JavaStation might as well been vaporware. Sure, the product line existed, but the promised "Super JavaStation" with a "java coprocessor" never arrived, so you were really just paying sun for a standard computer with Java pre-installed.

markb139 · a month ago
I briefly worked in a team that implemented a JVM on a mobile OS (before the iPhone) and one of the senior devs said Jazelle was in effect very inefficient because of all the context switching between ARM mode and Jazelle mode. Turned out a carefully tuned ARM JVM was in practice th best
mghackerlady · a month ago
The JavaStation is what led me to this. They sucked, Java OS sucked, and the whole idea was DOA precisely because they didn't do something like this and instead decided to make a shitty sparc machine for the 5 people that wanted a Java branded thin client
dehrmann · a month ago
It's more like JITs got good.
ck45 · a month ago
I never understood why AOT never took off for Java. The write once run anywhere quickly faded as an argument, the number of platforms that a software package needs to support is rather small.
IshKebab · a month ago
People want to run things other than Java.

We did see a recent attempt to do hardware-based memory management again with Vypercore, but they ran out of money.

I think part of the problem with any performance-related microarchitectural innovation is that unless you are one of the big players (i.e. Qualcomm, Apple, Intel, AMD, Nvidia) then you already have a significant performance disadvantage just due to access to process nodes and design manpower.
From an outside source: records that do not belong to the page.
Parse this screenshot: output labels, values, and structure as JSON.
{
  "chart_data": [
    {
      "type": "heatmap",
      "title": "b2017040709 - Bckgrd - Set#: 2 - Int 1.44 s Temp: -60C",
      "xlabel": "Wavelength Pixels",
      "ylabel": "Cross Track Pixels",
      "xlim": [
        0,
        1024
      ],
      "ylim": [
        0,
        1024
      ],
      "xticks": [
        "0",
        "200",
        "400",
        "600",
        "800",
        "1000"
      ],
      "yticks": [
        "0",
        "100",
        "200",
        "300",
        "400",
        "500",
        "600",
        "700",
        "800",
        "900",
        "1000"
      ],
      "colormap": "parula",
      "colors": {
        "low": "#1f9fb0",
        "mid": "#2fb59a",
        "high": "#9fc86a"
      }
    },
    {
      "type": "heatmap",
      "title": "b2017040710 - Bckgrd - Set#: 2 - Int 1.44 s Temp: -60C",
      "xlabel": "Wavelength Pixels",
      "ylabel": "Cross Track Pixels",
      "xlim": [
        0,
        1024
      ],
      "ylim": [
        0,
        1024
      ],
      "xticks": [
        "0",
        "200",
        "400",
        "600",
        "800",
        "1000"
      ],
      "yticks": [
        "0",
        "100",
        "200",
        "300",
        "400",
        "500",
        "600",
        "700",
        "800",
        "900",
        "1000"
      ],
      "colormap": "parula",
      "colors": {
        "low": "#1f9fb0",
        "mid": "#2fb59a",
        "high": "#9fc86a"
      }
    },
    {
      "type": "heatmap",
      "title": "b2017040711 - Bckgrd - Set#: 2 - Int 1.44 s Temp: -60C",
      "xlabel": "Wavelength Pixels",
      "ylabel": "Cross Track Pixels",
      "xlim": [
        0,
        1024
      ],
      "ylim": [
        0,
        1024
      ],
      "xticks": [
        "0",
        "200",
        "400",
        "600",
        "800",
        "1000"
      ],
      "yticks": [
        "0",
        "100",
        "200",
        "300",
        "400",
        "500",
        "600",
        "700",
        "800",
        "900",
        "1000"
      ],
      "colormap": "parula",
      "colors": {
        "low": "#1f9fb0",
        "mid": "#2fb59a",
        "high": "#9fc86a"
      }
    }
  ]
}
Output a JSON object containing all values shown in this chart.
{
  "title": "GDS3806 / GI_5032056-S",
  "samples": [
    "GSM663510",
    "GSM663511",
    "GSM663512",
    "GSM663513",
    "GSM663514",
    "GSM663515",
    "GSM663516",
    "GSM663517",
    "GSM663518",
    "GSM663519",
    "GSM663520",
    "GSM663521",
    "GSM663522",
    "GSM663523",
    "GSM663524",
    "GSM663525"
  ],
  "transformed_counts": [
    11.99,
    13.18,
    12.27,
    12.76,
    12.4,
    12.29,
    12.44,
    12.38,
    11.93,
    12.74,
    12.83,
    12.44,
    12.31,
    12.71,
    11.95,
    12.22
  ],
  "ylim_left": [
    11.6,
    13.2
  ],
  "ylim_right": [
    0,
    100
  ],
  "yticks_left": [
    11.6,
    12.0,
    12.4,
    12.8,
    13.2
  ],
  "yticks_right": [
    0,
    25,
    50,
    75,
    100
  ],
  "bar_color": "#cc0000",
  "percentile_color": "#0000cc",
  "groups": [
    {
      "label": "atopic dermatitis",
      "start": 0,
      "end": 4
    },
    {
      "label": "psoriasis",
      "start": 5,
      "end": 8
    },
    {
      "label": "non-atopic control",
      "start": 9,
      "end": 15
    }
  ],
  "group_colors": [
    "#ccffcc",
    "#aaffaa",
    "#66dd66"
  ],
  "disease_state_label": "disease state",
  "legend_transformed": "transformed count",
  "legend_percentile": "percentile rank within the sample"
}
So unless you have an absolutely insane performance trick, it's still not going to make sense to buy your chip.

noir_lord · a month ago
They have the volume as well, if you do carve out a niche they’ll just add it and roll over you.

That’s held for decades though I think it only really worked when computers where doubling in speed every 12-18 months, for a while they scaled horizontally (more cores) over radical IPC improvements so we might see the rise of proper co-processors again (but nothing stops the successful ones getting put on die, like Strix Point is already heading).

yodon · a month ago
(2016)
kleiba · a month ago
Related: JOP: A Java Optimized Processor for Embedded Real-Time Systems (2005) [0]

It's an implementation of the Java virtual machine in hardware, also FPGA-based, see chapter 7.1 Hardware Platforms.